IU Torn Apart After Alleged Appearance Fees For “Perfect Crown” Get Exposed
A viral post has exposed IU‘s alleged appearance fee for MBC K-Drama Perfect Crown and triggered scathing backlash towards the idol-actress.

According to the post, IU is earning around ₩500 million KRW (about $336,000 USD) per episode, totaling ₩6.00 billion KRW (about $4.03 million USD) across 12 episodes. This would make her one of the highest-paid actors in the industry, yet many Koreans seem to think she’s not worth her buck.

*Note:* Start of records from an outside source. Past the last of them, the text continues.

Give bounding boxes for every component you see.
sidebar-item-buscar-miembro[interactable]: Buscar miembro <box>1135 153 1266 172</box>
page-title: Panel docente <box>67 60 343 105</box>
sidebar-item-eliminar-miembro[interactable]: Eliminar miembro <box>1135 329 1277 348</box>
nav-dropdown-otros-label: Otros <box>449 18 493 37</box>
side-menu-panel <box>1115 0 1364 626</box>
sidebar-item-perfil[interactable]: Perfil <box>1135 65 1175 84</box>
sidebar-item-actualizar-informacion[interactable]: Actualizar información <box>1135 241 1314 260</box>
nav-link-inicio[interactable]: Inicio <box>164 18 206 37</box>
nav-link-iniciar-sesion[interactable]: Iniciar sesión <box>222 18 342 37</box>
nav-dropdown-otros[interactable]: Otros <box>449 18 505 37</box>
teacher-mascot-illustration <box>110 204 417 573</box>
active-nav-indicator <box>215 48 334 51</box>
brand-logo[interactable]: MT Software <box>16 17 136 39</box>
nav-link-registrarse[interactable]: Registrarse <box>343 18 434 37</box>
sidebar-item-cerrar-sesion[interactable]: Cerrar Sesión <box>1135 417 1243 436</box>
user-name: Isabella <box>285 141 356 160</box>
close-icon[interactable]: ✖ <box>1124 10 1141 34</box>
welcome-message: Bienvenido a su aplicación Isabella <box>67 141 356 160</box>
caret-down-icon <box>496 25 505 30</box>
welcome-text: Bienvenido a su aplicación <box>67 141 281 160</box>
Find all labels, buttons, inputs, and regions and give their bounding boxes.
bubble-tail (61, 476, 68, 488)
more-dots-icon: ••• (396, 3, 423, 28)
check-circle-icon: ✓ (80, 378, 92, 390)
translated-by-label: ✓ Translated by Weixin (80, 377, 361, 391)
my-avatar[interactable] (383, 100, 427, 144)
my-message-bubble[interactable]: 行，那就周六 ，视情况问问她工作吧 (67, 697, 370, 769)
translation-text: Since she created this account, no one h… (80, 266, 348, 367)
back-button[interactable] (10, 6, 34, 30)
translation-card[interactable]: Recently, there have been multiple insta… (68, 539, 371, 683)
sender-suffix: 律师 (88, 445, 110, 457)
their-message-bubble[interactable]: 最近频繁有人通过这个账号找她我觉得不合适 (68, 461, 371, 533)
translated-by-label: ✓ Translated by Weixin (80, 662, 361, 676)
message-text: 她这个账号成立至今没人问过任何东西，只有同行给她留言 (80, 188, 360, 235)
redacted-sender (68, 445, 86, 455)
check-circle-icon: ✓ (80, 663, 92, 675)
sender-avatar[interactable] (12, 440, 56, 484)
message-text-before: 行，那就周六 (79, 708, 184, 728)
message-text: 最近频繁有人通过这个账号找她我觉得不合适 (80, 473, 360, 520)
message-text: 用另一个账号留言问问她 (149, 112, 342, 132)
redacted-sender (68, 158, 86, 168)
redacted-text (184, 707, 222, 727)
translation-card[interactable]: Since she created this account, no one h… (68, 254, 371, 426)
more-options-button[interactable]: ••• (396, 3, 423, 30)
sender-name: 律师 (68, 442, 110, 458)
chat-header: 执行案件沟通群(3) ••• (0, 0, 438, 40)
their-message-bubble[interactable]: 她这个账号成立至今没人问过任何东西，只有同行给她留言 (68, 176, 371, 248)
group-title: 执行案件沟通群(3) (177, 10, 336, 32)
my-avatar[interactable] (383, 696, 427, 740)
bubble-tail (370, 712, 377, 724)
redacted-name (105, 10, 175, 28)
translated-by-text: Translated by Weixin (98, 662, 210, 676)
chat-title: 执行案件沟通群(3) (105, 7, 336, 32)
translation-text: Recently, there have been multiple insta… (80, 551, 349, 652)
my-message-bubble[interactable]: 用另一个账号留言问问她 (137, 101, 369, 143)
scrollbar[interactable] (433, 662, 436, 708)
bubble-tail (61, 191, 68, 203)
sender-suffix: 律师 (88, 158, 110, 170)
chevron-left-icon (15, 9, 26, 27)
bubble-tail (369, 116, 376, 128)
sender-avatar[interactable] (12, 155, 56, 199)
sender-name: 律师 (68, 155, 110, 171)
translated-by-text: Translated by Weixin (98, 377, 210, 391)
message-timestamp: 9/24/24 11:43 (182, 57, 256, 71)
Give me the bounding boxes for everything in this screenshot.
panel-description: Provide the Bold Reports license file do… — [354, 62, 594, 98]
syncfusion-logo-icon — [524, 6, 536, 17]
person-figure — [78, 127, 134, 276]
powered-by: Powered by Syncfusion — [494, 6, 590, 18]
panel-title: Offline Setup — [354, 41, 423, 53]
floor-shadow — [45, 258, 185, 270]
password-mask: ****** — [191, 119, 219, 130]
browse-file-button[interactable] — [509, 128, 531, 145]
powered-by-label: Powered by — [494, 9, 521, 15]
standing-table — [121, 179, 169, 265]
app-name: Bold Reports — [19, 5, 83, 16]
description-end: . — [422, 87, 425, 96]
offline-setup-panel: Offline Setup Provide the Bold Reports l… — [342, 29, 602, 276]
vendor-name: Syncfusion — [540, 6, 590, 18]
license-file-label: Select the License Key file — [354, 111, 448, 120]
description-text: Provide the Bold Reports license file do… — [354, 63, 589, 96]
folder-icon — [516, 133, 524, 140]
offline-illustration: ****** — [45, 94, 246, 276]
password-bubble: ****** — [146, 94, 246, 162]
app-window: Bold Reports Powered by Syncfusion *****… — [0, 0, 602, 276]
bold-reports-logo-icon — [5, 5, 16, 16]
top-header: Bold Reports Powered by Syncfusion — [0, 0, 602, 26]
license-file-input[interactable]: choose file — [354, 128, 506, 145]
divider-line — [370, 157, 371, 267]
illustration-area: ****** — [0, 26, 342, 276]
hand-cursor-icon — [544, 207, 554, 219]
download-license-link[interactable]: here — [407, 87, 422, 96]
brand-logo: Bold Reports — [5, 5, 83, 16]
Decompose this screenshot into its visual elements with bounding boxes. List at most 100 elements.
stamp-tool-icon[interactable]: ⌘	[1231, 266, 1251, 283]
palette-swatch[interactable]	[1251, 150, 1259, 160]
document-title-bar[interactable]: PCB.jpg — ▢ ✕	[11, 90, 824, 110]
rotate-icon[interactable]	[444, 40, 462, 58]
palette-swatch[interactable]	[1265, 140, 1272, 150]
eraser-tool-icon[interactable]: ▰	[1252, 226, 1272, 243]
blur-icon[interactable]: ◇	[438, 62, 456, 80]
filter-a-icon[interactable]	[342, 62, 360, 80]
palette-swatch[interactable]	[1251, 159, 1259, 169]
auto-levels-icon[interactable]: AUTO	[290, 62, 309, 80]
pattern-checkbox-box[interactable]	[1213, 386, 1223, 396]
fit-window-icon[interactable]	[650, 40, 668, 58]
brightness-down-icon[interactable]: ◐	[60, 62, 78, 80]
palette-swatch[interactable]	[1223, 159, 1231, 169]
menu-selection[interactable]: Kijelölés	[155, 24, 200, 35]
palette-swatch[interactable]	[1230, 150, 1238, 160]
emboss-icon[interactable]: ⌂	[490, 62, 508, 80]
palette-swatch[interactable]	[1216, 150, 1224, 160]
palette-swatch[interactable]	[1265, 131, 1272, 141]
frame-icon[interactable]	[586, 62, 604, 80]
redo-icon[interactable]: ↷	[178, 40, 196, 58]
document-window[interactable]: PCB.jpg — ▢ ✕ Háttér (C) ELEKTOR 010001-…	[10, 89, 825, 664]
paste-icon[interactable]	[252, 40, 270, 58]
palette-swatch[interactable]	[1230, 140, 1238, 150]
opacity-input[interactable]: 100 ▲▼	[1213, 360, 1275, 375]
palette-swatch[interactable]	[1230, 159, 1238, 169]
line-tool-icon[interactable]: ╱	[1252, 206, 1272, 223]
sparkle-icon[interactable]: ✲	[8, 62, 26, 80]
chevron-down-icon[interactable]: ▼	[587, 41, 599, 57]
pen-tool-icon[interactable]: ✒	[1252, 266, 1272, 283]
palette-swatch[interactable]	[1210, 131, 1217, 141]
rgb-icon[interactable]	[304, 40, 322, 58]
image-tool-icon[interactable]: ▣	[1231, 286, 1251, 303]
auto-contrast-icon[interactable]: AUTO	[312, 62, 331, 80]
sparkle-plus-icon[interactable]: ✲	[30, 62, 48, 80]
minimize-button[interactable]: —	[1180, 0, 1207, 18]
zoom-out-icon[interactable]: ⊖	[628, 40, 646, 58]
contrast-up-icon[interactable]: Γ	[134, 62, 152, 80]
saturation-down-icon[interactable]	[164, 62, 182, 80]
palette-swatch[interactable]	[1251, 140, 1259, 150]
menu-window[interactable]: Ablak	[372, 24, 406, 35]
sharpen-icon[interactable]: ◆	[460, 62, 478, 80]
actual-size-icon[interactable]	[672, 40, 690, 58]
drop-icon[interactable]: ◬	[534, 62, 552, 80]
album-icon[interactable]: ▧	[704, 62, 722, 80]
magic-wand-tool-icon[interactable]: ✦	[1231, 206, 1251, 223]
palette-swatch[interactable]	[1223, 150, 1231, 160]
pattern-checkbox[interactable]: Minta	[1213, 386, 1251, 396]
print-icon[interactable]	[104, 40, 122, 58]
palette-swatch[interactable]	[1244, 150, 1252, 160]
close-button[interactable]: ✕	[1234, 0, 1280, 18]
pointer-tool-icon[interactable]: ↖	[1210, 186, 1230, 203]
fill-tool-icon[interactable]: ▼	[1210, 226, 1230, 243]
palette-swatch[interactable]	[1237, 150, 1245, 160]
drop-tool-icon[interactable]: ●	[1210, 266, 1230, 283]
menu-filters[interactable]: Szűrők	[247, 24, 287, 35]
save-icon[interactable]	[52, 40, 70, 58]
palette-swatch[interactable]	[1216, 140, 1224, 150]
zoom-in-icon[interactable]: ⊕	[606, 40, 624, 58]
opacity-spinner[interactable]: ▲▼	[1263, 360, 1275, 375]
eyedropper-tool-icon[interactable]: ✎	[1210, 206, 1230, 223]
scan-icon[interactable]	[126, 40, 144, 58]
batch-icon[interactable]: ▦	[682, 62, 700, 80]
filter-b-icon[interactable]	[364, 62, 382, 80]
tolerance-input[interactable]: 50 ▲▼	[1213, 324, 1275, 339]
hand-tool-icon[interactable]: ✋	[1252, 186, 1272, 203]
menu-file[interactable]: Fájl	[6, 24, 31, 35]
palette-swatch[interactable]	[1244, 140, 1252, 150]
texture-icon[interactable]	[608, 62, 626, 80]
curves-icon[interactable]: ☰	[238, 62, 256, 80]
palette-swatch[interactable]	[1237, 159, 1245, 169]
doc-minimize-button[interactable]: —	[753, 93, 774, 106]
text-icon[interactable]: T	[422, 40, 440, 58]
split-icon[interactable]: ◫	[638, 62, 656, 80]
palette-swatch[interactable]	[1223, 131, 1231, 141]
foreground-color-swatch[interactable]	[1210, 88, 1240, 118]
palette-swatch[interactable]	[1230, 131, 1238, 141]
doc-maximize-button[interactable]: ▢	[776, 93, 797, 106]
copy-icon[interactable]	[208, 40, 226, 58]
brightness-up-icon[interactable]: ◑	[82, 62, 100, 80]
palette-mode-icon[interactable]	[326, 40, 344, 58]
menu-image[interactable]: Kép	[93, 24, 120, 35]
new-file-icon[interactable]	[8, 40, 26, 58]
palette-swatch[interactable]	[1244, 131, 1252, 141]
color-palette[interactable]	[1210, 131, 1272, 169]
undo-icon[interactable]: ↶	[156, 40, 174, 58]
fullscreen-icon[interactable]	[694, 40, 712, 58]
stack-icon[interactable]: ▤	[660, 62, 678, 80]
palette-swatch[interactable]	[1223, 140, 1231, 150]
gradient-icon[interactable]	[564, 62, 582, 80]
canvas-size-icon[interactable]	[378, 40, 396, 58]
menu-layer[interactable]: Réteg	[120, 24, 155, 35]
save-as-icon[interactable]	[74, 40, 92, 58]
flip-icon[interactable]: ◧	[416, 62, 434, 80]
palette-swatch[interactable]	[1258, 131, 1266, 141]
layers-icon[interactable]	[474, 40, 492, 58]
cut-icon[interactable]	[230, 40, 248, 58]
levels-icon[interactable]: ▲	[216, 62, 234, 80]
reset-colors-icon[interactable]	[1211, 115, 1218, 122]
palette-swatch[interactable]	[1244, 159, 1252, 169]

If this is true, it feels like there’s no future for South Korea. 6 billion won for IU and her terrible acting?
— Viral post on Pann
The fees and acting controversy aside, the K-Drama has been torn apart after facing heated accusations of deliberately inserting pro-China elements into its storyline.
- A scene in which the Korean royal palace is set on fire three times.
- The drama is set up so that the Korean royal palace doesn’t even have proper fire extinguishers. They put out the fire by splashing water with buckets.
- The female lead refuses to wear a hanbok.
- Every single villain in the drama is dressed in hanbok.
- While the female lead refuses hanbok and instead wears modern clothes and a Chinese zǎn hair ornament, the Queen Dowager — the only one wearing hanbok — is made to kneel before her.
- The Queen Dowager prostrates herself in a formal apology before the Grand Prince, dressed in hanbok.
- The female lead uses Chinese-style tea ceremony methods at the Korean royal court.
- The Korean royal court uses a Chinese-made fountain pen.
- The male lead uses the phrase “cheonse cheonse cheoncheonse” — a form of salutation used when Korea was a vassal subordinate to an imperial power. A sovereign nation would use the 12-ryu myeonryugwan crown, but instead, the 9-ryu myeonryugwan crown worn by subjects of the Emperor of China is used.
- Altogether — the hongseo ritual garment, the gujanbok robe, the cheonse salutation, the erasure of chingje history, and the 9-ryu myeonryugwan crown — these are all signs that Korea is being depicted as a vassal state of China.

The alleged appearance fees have only increased the backlash towards IU further.

- “‘I’ve got my money, so I’m fine. Public opinion’s bad, so I guess I should apologize.'”
- “Is it really just a coincidence that IU, who speaks Chinese as well as a native speaker, ended up as the lead of that drama?”
- “Honestly, what’s so shocking about the Perfect Crown controversy is how deep in China’s pocket do you have to be for a Chinese-style tea ceremony that Koreans have never seen or heard of in their lives to be casually featured in a drama about Korea? Everything else you could chalk up to a mistake, but that’s the kind of thing you simply cannot include without putting it in deliberately.”
- “If that’s how they’re going to be, why not just go to China and work there openly pandering to them. Why stay in Korea acting pro-China and getting dragged for it?”